Lead Routing
Lead routing is the process of automatically assigning incoming leads to the right sales rep or team based on rules like territory, industry, or lead score.
Last updated July 18, 2026
How lead routing works
Lead routing matches an incoming lead against a set of rules and assigns it to a rep or queue automatically, the moment the lead is created. Rules typically run in order of priority: a lead from a named enterprise account might first check for an existing account owner, then fall back to territory (matched by state, region, or country), then to round-robin distribution among reps with open capacity. The lead record updates with an owner, and a notification or task fires so the rep knows to act.
Common routing criteria include:
- Territory — geographic region or assigned account list
- Lead source — a paid ad lead may route differently than a referral
- Lead score or fit — higher-scored leads go to senior reps or a fast-response queue
- Round robin — even distribution across a team with no other matching rule
- Availability — skipping reps who are out of office or over capacity
Example
A CRM might route a lead who fills out a "request a demo" form to the rep who owns that company's existing account, if one exists; otherwise it checks the lead's state against a territory list and assigns it to the matching regional rep, or to the next rep in a round-robin queue if no territory matches.
Why lead routing matters
Routing determines how fast a lead gets a first response, and speed is one of the strongest levers on lead conversion — a lead sitting unclaimed in a shared inbox for hours is a lead a competitor may reach first. Routing also prevents two common failure modes: leads going to the wrong rep (wasting the prospect's time re-explaining their situation) and leads going to no one (falling through the cracks entirely because everyone assumed someone else owned it).

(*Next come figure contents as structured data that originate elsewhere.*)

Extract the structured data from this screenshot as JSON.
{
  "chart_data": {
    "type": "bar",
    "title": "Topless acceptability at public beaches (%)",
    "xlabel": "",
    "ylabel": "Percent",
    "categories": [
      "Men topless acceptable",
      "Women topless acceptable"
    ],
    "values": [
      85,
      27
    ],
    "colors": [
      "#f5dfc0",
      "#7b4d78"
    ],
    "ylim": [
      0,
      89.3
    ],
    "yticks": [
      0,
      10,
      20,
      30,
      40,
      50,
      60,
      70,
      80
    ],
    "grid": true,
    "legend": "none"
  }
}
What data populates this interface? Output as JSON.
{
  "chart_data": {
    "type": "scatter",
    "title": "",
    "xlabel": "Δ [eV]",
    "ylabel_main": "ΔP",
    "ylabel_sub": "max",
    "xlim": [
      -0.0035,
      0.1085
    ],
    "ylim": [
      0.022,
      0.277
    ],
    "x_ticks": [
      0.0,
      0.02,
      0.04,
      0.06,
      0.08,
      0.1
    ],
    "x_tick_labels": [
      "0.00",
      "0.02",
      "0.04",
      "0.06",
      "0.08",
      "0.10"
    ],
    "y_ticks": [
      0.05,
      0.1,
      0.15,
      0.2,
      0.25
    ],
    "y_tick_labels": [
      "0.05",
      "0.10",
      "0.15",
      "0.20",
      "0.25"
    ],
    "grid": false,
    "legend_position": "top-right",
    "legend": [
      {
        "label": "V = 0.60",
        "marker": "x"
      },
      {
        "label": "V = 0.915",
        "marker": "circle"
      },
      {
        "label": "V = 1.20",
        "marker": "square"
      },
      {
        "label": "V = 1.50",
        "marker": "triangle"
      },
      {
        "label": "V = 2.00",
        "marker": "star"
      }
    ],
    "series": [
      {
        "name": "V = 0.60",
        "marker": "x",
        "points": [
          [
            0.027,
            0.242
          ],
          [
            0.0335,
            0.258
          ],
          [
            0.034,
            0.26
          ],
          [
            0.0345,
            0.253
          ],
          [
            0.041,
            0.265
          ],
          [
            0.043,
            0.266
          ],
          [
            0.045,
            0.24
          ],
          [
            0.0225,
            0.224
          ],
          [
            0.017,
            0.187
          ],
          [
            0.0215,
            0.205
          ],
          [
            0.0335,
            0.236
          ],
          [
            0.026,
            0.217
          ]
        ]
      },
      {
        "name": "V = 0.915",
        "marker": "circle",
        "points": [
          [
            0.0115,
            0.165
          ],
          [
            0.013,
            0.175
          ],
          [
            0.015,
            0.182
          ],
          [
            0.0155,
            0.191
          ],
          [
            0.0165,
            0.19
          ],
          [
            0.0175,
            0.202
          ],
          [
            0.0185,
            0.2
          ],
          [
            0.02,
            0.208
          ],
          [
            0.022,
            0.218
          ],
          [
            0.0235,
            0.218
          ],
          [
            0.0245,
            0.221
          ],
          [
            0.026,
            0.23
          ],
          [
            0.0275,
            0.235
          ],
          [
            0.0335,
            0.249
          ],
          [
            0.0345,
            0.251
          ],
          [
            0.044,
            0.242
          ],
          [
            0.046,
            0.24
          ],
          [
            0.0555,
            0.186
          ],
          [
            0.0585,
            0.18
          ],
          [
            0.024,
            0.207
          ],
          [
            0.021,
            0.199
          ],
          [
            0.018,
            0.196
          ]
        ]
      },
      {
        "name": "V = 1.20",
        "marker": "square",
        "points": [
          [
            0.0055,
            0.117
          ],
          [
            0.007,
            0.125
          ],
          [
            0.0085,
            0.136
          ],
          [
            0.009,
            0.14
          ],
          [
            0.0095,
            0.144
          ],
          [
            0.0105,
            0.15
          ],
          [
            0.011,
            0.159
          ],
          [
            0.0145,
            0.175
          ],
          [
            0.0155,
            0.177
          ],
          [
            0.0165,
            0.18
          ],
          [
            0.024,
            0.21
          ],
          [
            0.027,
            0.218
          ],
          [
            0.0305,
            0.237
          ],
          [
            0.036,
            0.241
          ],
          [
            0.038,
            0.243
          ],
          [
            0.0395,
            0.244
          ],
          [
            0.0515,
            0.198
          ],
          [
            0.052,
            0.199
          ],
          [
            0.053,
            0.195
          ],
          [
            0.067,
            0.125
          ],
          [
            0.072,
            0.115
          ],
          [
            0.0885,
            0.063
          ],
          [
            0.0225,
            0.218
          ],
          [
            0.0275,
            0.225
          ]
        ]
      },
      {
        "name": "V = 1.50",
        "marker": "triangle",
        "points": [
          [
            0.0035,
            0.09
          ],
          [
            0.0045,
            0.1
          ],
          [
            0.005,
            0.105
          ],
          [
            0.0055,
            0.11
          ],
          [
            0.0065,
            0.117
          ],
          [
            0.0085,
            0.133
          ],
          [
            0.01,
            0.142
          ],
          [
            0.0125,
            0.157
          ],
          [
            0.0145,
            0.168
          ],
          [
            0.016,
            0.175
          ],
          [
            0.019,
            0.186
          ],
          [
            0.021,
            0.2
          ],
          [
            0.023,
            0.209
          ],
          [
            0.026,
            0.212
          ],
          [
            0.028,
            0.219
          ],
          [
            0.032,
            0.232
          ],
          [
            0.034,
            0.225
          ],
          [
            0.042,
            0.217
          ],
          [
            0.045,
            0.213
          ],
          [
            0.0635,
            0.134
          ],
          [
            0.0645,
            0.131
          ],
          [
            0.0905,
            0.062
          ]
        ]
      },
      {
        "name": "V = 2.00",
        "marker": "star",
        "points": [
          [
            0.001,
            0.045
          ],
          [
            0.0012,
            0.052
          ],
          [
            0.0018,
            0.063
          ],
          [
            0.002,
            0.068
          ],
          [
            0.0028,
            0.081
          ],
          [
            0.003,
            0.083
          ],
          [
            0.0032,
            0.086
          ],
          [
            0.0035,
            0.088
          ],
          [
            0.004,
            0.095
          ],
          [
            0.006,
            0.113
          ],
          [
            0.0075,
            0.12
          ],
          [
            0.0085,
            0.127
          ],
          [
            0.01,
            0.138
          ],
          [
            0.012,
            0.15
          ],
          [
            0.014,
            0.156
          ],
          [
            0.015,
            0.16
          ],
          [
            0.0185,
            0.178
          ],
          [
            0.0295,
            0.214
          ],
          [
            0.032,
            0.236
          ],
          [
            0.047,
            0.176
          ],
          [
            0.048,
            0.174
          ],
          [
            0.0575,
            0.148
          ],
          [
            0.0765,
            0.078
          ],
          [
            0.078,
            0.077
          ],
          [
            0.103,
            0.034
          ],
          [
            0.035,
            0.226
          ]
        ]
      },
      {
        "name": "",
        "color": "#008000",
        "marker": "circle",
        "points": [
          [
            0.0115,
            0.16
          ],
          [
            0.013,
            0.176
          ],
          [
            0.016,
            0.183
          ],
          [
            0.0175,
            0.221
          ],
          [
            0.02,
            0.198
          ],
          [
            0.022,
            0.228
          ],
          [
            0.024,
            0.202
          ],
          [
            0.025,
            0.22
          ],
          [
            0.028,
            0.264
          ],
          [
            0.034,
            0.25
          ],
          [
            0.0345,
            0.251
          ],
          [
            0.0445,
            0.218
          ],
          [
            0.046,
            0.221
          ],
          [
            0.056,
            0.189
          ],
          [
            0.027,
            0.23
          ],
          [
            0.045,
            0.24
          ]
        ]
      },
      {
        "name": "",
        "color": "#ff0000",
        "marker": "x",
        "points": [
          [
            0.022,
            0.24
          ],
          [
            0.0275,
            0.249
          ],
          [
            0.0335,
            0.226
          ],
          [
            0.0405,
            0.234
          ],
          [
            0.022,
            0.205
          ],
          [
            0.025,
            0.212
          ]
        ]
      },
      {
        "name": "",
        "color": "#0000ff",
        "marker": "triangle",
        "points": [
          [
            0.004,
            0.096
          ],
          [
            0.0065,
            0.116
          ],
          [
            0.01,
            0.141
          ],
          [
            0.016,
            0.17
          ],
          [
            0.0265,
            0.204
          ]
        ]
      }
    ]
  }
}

Routing rules also let a company match lead handling to business priorities. A team can send high-score leads to its best closers, keep named accounts with the rep who already has relationship context, and use round robin only as a fallback — all without a manager manually triaging every inbound lead.
Lead routing and SLAs
Routing is usually paired with a service-level agreement (SLA) that sets a maximum response time for each queue. Once a lead is routed, the SLA clock starts, and the CRM can escalate or reroute the lead if the assigned rep doesn't respond within the window — for example, reassigning to the next rep in the queue after 15 minutes of no contact.